We can see that if the Fed were able to alter the nominal policy rate each period so that the real rate of interest were equal to the efficient rate of interest, the term inside the first bracket would be zero (the last circular bracket is related to government spending which we can ignore for the purposes of our discussion here) and output growth would be maximized.

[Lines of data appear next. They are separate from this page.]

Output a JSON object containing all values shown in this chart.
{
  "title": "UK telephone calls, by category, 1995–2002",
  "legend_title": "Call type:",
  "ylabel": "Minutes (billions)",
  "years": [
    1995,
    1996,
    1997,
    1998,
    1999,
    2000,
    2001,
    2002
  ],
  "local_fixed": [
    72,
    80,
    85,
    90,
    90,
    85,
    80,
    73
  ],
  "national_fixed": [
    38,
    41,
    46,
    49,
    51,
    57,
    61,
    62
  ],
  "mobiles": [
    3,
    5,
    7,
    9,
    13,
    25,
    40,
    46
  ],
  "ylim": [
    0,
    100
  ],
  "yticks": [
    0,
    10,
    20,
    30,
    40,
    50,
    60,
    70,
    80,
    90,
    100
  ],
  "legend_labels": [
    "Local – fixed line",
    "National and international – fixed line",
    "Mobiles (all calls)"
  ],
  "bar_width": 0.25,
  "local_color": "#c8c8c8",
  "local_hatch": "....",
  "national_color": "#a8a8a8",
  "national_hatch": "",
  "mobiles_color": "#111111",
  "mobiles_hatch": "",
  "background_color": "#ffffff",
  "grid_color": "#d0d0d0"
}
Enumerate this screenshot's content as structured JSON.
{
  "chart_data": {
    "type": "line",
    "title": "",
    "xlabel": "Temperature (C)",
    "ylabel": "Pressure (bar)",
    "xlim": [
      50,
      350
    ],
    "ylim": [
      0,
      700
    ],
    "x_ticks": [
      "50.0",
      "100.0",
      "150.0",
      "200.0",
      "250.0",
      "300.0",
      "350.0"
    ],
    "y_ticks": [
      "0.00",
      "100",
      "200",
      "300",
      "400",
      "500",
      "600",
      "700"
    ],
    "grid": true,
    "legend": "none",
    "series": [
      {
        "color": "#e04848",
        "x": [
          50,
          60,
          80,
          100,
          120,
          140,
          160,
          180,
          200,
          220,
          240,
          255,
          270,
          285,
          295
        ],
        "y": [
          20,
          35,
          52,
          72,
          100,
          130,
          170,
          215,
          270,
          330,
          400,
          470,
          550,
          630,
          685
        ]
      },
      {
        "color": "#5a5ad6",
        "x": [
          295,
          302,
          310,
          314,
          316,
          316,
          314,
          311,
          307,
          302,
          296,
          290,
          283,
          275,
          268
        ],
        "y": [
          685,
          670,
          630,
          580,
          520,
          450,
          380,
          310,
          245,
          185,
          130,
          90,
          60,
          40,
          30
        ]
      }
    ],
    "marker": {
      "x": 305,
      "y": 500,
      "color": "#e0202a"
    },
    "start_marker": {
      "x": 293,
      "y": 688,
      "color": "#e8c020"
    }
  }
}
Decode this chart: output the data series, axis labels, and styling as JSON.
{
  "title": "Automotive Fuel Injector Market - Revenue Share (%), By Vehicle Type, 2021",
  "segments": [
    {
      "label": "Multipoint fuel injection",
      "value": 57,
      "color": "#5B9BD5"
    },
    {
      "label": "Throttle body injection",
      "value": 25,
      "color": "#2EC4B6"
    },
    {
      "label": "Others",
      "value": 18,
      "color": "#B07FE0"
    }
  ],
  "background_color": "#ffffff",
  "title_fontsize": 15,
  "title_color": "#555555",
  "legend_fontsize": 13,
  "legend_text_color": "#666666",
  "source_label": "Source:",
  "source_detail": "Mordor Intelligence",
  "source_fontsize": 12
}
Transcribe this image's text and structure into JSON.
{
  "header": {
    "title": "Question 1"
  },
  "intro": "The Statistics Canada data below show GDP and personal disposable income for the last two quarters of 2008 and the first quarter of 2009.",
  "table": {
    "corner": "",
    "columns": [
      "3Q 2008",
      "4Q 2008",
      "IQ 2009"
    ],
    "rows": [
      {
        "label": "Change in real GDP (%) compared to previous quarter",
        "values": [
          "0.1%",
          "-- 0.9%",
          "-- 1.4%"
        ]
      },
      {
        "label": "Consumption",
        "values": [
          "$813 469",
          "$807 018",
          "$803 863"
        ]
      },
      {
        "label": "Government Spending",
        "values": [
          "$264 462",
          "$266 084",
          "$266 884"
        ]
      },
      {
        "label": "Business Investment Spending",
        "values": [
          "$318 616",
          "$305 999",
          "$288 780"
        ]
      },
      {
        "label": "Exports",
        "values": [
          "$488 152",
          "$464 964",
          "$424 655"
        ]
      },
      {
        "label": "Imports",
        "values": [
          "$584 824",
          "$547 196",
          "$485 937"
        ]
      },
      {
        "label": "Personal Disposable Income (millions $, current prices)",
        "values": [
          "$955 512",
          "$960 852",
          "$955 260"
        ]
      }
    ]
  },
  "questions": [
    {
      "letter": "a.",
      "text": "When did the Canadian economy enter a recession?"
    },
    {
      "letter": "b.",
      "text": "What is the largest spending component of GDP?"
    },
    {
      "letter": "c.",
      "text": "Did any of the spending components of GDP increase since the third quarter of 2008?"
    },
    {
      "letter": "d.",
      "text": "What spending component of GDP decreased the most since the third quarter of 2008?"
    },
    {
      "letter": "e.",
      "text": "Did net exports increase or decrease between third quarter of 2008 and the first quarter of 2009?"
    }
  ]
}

However, the position many central banks currently find themselves in to varying degrees cannot be remedied by simple alteration of the nominal policy rate. Take the Federal Reserve, which has its current policy rate effectively at the zero lower bound and is thus unable to lower it any further, and has fairly low inflation expectations . In our equation above, this is represented by the i’s being set to zero at shorter horizons. Yet from our model, we would expect the efficient rate of interest (from a modelling perspective) to be negative during periods of severe economic contraction. If this efficient rate is less than the real rate of interest the term inside the brackets is positive and we have a sub-optimal outcome. Unfortunately current nominal rates cannot be lowered to compensate this, so we end up in a situation where monetary policy is too tight but we are unable to loosen current monetary policy further. But we can see from the equation that current output growth depends on the entire future path of nominal interest rates, so one way we can loosen current policy is to pledge to keep nominal policy rates at zero for longer than previously expected. If everything else in our equation above remains constant (a simplifying assumption for our discussion) then current output growth must naturally increase.

So what is the difference between good and bad forward guidance? Well there could be many different forms of bad forward guidance, but I want to focus on just one. Let’s take the forward guidance policy that generally characterized that of the Fed before last December when the change was made. Generally, the statements said that the Fed was extending its forecast for how long nominal policy rates should remain at or near zero. Take the statement above that economic conditions meant near zero rates are “likely to be warranted at least through mid-2015.” The problem with these statements is that they don’t tell us whether this means the monetary authority has decided the loosen its own stance, or whether it simply expects economic conditions to be worse than previously expected.

Take our above equation. If markets took such commitments as representing a loosening of policy, the term inside the brackets decreases and current output increases – the desired effect. However if these comments are interpreted as meaning the monetary authority expects economic conditions in the future to be worse than previously expected then either the expected future output term in our equation decreases, or the expectations of future inflation (the π_s) decrease, or both decline. Either way, the extension of near zero interest rates is simply responding to worsening economic conditions and does not constitute a relative loosening of policy. At best, the policy achieves no improvement, at worst it signals to market participants that the monetary authority is losing control of its stabilization mandate by repeatedly undershooting its inflation and/or output stabilization targets.

The new forward guidance, coined by some as the “Evans rule” after Chicago Fed president Charles Evans, whist not perfect nevertheless avoids such confusion by illustrating the criteria the Fed uses to decide on the path of nominal rates, and enables market participants to directly observe how loose policy is and how loose it is likely to remain. Most importantly, it clearly illustrates that the Fed will loosen policy until one of two objectives is achieved – inflation expectations increase to 2.5% or unemployment falls to 6.5%.